The classical HTH motif consists of two -helical segments connected by a turn in the peptide chain that allows the helices to cross over each other. One of the helices serves to position the second recognition helix into the major groove of DNA, wherein specific hydrogen-bond formation occurs with the bases exposed in the groove. An example of this interaction is shown in Figure 22a and b for the Ultrabithorax (Ubx) homeodomain protein, a member of a family of proteins that play a critical role in Drosophila development. In this case, the protein utilises two supporting helices to direct the recognition domain, comprising a third helix, into the major groove. The two views of this interaction show how the recognition domain is positioned within the major groove. The interactions between the Ubx recognition domain and DNA are mediated by hydrogen bonds and non-polar interactions, as shown in Figure 22c.
The zinc finger motif consists of a protein domain within which either a pair of cysteines and a pair of histidines (Cys–His) or two pairs of cysteines (Cys–Cys) act together to coordinate a zinc ion (Figure 23a). The stretch of polypeptide in between these pairs of amino acids loops out and folds into a finger-shaped configuration. Much of the specificity of binding within the major groove resides in several amino acid residues in each finger, each finger recognising a three-base ‘target’ sequence in the DNA. An example of this interaction is shown in Figure 23b, where the mouse Zif 268 protein is shown interacting with a DNA helix. This protein carries three Cys–His fingers which can be seen lying within the major groove.
Within each finger, three specific amino acids, Arg, Glu and Arg, are responsible for the specificity of the recognition site – in this case, three figures interact with three sequential DNA triplets of 3′-GCG-5′, as shown in Figure 23c.
Extensive studies have been undertaken to determine a code that links specific amino acids to specific target triplets so that the DNA target sequences for any zinc finger-containing protein can be identified more easily. This would prove useful, as zinc finger-containing proteins are extremely common.
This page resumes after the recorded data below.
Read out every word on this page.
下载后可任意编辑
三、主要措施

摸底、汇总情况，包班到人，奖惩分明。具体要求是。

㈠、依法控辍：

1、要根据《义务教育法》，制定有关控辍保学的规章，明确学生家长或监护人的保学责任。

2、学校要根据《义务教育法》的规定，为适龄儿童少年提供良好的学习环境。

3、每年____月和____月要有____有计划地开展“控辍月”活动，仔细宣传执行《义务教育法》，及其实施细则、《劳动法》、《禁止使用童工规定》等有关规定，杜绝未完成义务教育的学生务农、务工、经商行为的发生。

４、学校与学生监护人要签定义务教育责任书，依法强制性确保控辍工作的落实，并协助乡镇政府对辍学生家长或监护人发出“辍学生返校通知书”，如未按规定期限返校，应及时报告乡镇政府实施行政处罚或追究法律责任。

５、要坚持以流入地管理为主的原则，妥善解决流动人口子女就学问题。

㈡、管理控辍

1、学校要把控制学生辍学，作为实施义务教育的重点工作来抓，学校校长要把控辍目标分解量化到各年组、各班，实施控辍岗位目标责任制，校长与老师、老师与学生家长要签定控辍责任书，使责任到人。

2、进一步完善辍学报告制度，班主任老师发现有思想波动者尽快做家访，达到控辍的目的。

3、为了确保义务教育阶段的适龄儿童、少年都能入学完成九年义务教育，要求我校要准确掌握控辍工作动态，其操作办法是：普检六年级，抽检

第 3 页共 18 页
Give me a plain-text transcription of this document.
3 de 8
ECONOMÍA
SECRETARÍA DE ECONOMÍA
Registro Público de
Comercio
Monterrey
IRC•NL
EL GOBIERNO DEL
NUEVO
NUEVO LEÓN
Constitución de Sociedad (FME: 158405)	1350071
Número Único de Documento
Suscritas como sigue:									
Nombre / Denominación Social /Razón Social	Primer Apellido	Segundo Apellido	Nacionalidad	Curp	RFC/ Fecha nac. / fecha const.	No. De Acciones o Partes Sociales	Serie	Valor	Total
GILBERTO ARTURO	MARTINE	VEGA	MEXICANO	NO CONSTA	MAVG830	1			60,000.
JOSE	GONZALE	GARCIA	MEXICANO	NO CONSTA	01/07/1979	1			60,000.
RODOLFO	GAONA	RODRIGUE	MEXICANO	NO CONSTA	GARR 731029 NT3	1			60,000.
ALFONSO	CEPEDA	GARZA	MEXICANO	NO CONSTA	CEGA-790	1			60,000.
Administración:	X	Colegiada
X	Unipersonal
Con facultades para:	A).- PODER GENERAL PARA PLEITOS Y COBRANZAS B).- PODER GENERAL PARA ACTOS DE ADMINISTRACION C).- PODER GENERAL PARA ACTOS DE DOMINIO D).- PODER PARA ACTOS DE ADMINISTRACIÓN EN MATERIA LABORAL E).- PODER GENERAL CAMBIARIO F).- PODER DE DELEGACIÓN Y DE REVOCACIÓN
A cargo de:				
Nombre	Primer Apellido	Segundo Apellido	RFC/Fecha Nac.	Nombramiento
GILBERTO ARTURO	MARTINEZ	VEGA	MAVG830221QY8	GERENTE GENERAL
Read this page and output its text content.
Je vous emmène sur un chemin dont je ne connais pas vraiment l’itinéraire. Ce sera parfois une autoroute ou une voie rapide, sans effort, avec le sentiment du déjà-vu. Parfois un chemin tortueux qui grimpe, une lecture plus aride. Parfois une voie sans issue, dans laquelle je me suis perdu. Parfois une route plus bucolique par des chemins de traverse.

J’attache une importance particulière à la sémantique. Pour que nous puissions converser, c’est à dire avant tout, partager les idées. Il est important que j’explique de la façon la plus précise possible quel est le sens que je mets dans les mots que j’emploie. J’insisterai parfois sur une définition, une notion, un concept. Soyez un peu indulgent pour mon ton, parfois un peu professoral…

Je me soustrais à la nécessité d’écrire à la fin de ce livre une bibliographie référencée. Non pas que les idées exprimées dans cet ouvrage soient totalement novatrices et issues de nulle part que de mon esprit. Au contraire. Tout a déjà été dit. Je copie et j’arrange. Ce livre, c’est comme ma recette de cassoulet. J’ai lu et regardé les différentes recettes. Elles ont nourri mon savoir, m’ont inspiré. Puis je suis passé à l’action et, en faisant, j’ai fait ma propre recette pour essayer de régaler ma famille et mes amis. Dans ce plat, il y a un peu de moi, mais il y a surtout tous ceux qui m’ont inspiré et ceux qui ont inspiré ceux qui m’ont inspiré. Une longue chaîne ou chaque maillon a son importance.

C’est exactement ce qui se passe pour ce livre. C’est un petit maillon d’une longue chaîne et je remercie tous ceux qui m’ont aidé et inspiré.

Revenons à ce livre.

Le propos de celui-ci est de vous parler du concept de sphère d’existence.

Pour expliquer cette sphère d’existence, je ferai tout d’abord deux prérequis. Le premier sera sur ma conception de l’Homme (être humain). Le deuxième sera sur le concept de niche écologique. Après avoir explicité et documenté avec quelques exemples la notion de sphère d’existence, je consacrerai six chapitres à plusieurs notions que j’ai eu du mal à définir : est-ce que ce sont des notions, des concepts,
For example, the Drosophila genome encodes 230 such proteins with an average of three fingers per protein and the human genome encodes almost 600 zinc finger-containing proteins with an average of eight fingers per protein.
What technique, that you have already come across, could be used to generate zinc finger proteins and/or target DNAs to investigate the specific interaction?
Genetic engineering techniques such as site-directed mutagenesis could be used to create both novel zinc fingers and target DNAs for such studies.
There are now computer programs that can apply DNA recognition rules for contacts between amino acid side-chains in a recognition domain and DNA bases in the major groove, to analyse transcription factor families, including the helix-turn-helix and the zinc finger proteins. Whilst these programs cannot predict the binding sites for engineered proteins, they can be used to create a generalised framework on the basis of which mutagenesis experiments can be designed. A direct examination of the strength of binding between an engineered protein and its target DNA is then assessed experimentally.
What techniques could be used to determine the strength of interaction (binding) between an engineered protein and its target DNA?
Isothermal titration calorimetry (ITC), and differential scanning calorimetry (DSC) are two such techniques.
In both zinc finger- and HTH-containing proteins, specific protein domains are utilised to increase the non-covalent bonding opportunities and hence the affinity and specificity of the protein–DNA interaction. You should notice, however, that the protein–DNA interface is not restricted to these domains, but that much of the rest of the DNA binding protein is in close proximity to the DNA chains. Interactions between these parts of the protein and the DNA, though non-specific, contribute to the overall binding affinity of the protein.